SUKABUMIUPDATE.com - Badan Pengkajian dan Penerapan Teknologi (BPPT) bekerja sama dengan Badan Pusat Statistik (BPS) membuat inovasi alat pengukur luas panen padi teknologi Kerangka Sampling Area (KSA). Dengan alat tersebut data produksi beras diklaim lebih valid.
"Inovasi KSA ini merupakan tindak lanjut dari amanat atas kebijakan pangan pada 27 Januari 2016 lalu, di mana Presiden meminta adanya langkah yang valid dalam hal sistem data dan informasi pertanian," ujar Deputi Teknologi Pengembangan Sumberdaya Alam BPPT Hammam Riza, Rabu, 24 Oktober 2018.
Metode tersebut mulai digunakan sejak Januari 2018 untuk memperbaiki data produksi padi. Hasilnya, berdasarkan data BPS terkoreksi data pangan, yakni luas baku sawah yang berkurang dari 7,75 juta hektare tahun 2013 menjadi 7,1 juta hektare tahun 2018.
"KSA dapat memberikan data produktivitas pertanian yang sangat akurat dengan pengambilan data yang sesuai dengan titik koordinat langsung. Tahun lalu seluruh Pulau Jawa sudah dilakukan pengambilan data melalui metode KSA ini dan di tahun ini akan diupayakan untuk luar Pulau Jawa," kata Hammam.

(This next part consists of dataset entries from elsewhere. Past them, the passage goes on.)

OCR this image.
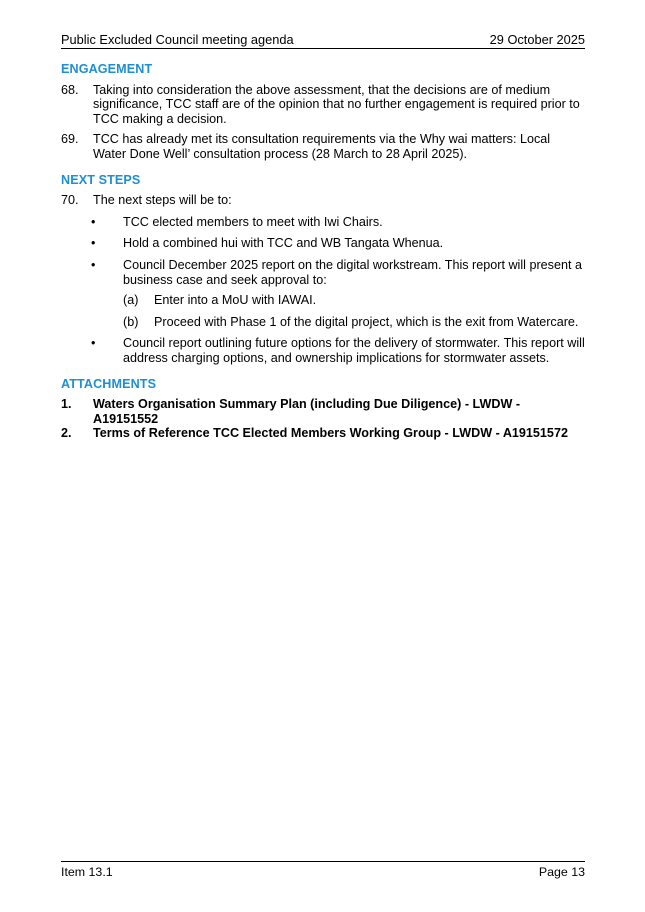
Public Excluded Council meeting agenda	29 October 2025
ENGAGEMENT
68. Taking into consideration the above assessment, that the decisions are of medium significance, TCC staff are of the opinion that no further engagement is required prior to TCC making a decision.
69. TCC has already met its consultation requirements via the Why wai matters: Local Water Done Well’ consultation process (28 March to 28 April 2025).
NEXT STEPS
70. The next steps will be to:
• TCC elected members to meet with Iwi Chairs.
• Hold a combined hui with TCC and WB Tangata Whenua.
• Council December 2025 report on the digital workstream. This report will present a business case and seek approval to:
(a) Enter into a MoU with IAWAI.
(b) Proceed with Phase 1 of the digital project, which is the exit from Watercare.
• Council report outlining future options for the delivery of stormwater. This report will address charging options, and ownership implications for stormwater assets.
ATTACHMENTS
1. Waters Organisation Summary Plan (including Due Diligence) - LWDW - A19151552
2. Terms of Reference TCC Elected Members Working Group - LWDW - A19151572
Item 13.1	Page 13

KSA merupakan bukti bahwa teknologi berperan penting dalam menunjang akurasi data statistik, yakni untuk mengetahui produksi padi nasional, yang kemudian dikonversi menjadi produksi gabah kering giling (GKG) dan beras.
Hammam berharap dengan diterapkannya metode KSA dapat mengusung satu data yang valid dan akurat untuk dapat digunakan di mana-mana, baik untuk pengukuran dan produksi lahan baku.
"KSA bukan metode remote sensing, tapi data-data yang diperoleh dari citra satelit, data dari pemetaan radar, kemudian dilakukan ground check ke lapangan," tambah Hammam. "Sehingga kita mengetahui data koordinat yang ada di lokasi tersebut dan langsung di foto kemudian akan dimasukkan ke dalam sistem Android yang mengunci koordinat lahan sawah, sehingga akurat."
Metode KSA, menurut Hammam, digunakan untuk mengukur luasan panen padi mulai dari persiapan lahan, fase vegetatif awal hingga panen. BPPT dan BPS sudah menguji teknologi ini secara nasional.
Menurut Direktur Pusat Teknologi Pengembangan Sumber Daya Wilayah BPPT, Yudi Anantasena, meskipun data hasil hitung produksi padi BPS menunjukkan adanya surplus beras, tapi tidak bisa dikaitkan dengan kebijakan impor beras.
Surplus itu, kata dia, terdapat pada petani, produsen, dan konsumen. Angka tersebut diharapkan dapat diuji kembali apakah aman untuk produktivitas padi.
“Masih banyak indikator lain yang digunakan pengambil keputusan untuk mengeluarkan kebijakan impor," lanjut Yudi. "Tapi diperlukan kajiannya bersama BPS tahun depan dengan mempersiapkan dan menghitung luas lahan baku untuk jagung terlebih dahulu. Kami harapkan teknologi KSA ini dalam 5 tahun ke depan masih dapat dipakai dan diperbaiki dan dikembangkan lebih akurat lagi."
Metode tersebut diharapkan dapat digunakan selama beberapa tahun ke depan, seiring maintenance yang juga akan terus dilakukan guna peningkatan akurasi data. Pengembangan KSA, kata Yudi, dapat juga digunakan untuk pengembangan tanaman jagung atau komoditas pangan lain yang juga dirasa perlu untuk dikaji lebih dalam perhitungan produksinya, seperti kakao, kopi, dan lainnya.